We know that cats are carnivores and by nature, and being a hunter means that food is in a limited supply. In my own veterinary hospital, great efforts are made to provide housing for cats that accounts for their territorial needs. Some cats are truly miserable if they can see other cats. All cats need to have safe zones provided for them to hide and be alone. To make sure our cats are happy, we have to consider who they are and what their natural needs can be.

Cats are not like cows whose food grows in vast quantities on the ground, waiting to be plucked. A cat has limited prey items that he must find, chase, catch, and kill for his survival. Obviously too many grazers on a plain of grass will create an impact eventually, but herbivores also benefit from safety in numbers. They can strike a balance between not overgrazing their area and still decreasing their individual chances of being killed by the sheer odds. So they like to live in herds and work cooperatively to protect members of the herd from predators.

Cats are not herd dwellers and have no such luck. Instead of “safety in numbers”, your cat probably sees other cats as competition for resources. The more cats that live in a territory, the more strain on the local resources. Cats that have been raised in a family group or a multi-cat household can certainly learn to get along, but even these cats seem to appreciate having their own space.

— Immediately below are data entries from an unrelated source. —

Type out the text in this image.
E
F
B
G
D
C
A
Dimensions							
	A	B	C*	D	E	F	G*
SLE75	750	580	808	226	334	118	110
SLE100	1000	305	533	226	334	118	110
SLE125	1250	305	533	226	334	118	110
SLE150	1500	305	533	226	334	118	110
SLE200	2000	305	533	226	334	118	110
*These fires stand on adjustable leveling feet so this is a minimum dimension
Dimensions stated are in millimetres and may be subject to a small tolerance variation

Both cows and cats are who they are because animals are defined by their genetics and shaped by their environment. Their genetic map has been refined over time by the environment and competition in the interest of survival. Cats have to guard their own territory lest a stranger slip in and steal resources that they depend on, like territory, food, water, and shelter. These territorial tendencies seem like a matter of survival to a cat.

We know that cats are this way and we can make them happier if we accommodate their wishes as much as possible. This means making sure that there is no direct conflict over resources. For example, each cat should have his or her own feeding area and food dishes. Each cat should have a litter box option where he can eliminate away from where another cat goes, which means a box per cat (and even add an extra in case of mishaps). Cats have to be allowed to establish their own territories inside our homes and the humans must respect the zones, never forcing cats to interact if they do not want to.

Knowing our cats and accommodating their quirks are just parts of being a good cat minion!